Currently spoken digit collection is intended for benchmark testing an application on digit recognition. No other specific use-cases are outlined at the moment.

2 Likes

Hello :slight_smile:

The pull request of native verification for Indonesian language just merged and I am wondering how long it will takes to be updated in the Common Voice site?

3 Likes

We usually do portal releases each 2 weeks, we have one planned tomorrow Tuesday 26th, but I don’t know if the new languages will be merged into the main repo by today.

@Joshua_Meyer how often you merge the new languages into voice-web repo? Can you make a PR today before tomorrow’s release?

Hi, how should we do if we had multiple different words in correspond to yes/no? should we list them all in P/R?

Such as currently Japanese had listed two type in each words, how will we deal with this in Common Voice?

1 Like

(From another native speaker)
“Hei” is phonetically wrong if you assume Standard German, and lexically awkward.

If the spoken output you want is the word “Hey”, you should write it this way.

“Häi” or “Hej” would be (more) phonetically correct, but they look awkward and unfamiliar to German speakers, and everybody is familiar with anglicisms.
Additionally, “Hey” (in this exact form) is used frequently in everyday speech and writing (e.g. chats), making “Hei” look more like a spelling mistake.

To clarify: “Hei” looks like a bad translation, and is alien to written Standard German.

3 Likes

@irvin We’re working with @Joshua_Meyer to understand if multiple words corresponding to one word is an acceptable way forward for this benchmark test set. At the moment, we’ve only merged languages that have a 1-to-1 translation and it’s my understanding that Josh is validating the best corresponding word in each language. If you have multiples, for now it’s okay to list them all in the PR here and work with Josh to determine the best way forward for that language set.

1 Like

@tucan welcome and thanks for that input. Sounds like you and @stergro are aligned re: the German preference for “Hey” over “Hei”. Appreciate that feedback. We’ll be sure the Firefox Voice team gets this info and work with @jofish to determine best way forward prior to our next release (June 9th). Update: This issue has been submitted to Common Voice github for transition of Hei to Hey for German collection. This will go out with the June 9th release.

Also @stergro it’s great that you’re taking on validating more via a private tab. For recording, it’s important that we have as many unique voices as possible, so please avoid recording these target segment words more than once.

1 Like

@mbranson Is there a particular goal or minimum in terms of number of contributors or hours recorded?

Do the progress bars on the Languages page count target segment contributions as part of the total? They shouldn’t if it’s a separate dataset.

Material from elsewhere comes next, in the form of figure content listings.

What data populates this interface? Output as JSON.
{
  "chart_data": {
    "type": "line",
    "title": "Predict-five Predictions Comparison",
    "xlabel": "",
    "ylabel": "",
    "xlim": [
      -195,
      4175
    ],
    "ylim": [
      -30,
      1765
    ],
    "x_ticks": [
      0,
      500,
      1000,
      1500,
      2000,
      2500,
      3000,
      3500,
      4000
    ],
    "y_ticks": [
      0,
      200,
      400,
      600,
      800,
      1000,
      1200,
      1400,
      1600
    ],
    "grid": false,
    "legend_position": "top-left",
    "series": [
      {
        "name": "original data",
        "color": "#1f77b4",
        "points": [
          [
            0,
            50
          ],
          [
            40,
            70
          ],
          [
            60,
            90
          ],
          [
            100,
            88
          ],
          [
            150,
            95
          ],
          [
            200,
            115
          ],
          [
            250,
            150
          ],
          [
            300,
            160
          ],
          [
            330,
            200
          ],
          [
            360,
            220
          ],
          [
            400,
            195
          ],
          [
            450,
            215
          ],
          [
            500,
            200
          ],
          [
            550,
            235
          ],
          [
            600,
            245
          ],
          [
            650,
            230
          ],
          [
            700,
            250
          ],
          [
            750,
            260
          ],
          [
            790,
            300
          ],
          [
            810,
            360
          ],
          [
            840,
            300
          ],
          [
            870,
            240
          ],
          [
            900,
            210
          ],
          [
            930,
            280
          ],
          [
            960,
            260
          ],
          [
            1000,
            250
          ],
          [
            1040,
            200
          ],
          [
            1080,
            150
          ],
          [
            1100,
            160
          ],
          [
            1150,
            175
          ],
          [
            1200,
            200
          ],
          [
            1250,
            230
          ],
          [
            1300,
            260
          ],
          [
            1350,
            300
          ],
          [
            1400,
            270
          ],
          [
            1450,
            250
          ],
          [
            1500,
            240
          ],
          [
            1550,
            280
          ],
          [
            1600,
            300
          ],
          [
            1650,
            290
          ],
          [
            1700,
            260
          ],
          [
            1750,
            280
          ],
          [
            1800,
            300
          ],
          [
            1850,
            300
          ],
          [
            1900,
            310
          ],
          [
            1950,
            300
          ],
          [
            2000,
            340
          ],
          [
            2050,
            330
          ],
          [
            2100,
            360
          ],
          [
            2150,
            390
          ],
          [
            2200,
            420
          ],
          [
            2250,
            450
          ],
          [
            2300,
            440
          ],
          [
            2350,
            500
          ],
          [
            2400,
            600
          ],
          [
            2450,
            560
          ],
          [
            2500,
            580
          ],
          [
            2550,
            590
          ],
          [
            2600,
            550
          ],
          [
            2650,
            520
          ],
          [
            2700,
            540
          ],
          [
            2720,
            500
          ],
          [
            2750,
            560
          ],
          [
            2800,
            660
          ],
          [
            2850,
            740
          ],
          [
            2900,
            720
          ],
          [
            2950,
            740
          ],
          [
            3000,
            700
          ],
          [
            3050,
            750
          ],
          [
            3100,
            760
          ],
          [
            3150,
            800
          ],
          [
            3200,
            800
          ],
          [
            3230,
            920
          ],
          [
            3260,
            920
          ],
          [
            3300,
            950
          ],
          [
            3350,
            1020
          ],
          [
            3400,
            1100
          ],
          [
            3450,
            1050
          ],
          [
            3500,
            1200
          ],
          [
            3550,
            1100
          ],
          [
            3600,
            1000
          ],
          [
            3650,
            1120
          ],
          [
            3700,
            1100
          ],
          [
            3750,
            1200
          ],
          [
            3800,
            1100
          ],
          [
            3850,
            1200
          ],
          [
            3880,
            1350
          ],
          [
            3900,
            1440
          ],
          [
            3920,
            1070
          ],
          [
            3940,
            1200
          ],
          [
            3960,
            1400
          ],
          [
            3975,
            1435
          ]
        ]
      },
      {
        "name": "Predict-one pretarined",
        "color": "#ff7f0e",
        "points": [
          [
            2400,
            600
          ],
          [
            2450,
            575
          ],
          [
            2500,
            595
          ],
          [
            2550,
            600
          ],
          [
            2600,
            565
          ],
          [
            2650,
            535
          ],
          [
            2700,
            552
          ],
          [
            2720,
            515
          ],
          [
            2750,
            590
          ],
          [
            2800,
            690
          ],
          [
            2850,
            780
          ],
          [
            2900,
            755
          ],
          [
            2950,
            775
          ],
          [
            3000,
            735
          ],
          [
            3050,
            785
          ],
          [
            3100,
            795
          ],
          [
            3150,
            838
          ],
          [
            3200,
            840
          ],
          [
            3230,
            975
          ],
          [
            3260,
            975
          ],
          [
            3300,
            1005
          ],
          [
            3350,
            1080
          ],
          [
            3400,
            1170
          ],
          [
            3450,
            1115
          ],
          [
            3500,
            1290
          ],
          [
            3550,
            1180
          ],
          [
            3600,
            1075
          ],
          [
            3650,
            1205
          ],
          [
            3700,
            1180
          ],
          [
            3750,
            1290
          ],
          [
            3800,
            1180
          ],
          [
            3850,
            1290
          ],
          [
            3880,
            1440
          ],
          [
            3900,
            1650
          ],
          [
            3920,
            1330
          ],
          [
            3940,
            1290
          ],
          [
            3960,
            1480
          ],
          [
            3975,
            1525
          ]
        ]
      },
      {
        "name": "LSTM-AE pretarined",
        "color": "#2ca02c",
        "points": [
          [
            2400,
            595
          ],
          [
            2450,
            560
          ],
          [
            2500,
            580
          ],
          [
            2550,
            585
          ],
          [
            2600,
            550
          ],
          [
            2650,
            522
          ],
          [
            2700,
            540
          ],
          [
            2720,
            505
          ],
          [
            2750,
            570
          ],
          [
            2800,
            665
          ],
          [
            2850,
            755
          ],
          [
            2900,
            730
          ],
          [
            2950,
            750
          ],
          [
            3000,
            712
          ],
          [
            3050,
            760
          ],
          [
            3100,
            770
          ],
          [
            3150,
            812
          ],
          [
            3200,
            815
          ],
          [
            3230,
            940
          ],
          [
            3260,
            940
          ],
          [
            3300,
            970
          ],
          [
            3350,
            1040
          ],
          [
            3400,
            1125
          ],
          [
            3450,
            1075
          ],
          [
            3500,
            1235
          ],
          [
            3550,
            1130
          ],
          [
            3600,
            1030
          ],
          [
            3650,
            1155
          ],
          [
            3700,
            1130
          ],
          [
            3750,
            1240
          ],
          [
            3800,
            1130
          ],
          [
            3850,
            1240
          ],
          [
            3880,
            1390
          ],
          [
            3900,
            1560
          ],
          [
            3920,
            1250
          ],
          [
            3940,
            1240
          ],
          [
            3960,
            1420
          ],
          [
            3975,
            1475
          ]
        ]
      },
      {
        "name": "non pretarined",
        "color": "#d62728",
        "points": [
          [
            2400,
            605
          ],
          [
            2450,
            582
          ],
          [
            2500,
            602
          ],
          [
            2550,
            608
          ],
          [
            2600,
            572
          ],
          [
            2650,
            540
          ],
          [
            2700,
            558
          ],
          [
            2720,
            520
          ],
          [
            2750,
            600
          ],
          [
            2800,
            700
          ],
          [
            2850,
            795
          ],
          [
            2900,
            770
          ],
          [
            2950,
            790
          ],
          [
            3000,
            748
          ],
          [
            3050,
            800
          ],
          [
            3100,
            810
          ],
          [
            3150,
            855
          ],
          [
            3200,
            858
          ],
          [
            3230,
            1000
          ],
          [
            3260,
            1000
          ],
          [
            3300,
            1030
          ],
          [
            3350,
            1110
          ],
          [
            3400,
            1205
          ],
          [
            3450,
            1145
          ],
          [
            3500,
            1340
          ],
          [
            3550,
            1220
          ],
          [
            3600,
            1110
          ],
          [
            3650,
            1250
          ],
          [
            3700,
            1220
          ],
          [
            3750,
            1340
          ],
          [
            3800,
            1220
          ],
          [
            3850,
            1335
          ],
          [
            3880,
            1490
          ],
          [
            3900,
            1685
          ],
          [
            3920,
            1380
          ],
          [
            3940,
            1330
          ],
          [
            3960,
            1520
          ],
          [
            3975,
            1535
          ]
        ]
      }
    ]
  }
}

Just a thought. I say digits a little differently when I am speaking them carefully one at a time, compared to reeling them off in a long multi digit number.

Are there other languages seeing people reading the footnote?

Thanks for the questions and input @dabinat!

  • For single digits, yes and no we’re aiming to collect 4k validated utterances (clips) from at minimum 350 unique speakers

  • For hey and Firefox we’re aiming to collect 2-4k validated utterances (clips) from at minimum 350 unique speakers

Yes, they do. This Single Word target segment is a part our of Common Voice Dataset and not a separate dataset itself. Therefore it adds to the overall collection numbers for the Common Voice Dataset.

Part of this work is determining how we represent progress toward segments as part of the dataset whole. Breaking this down by language is indeed another factor. Our current priority is collecting these clips, releasing the data and gathering insights before we make any sweeping changes to how progress is conveyed.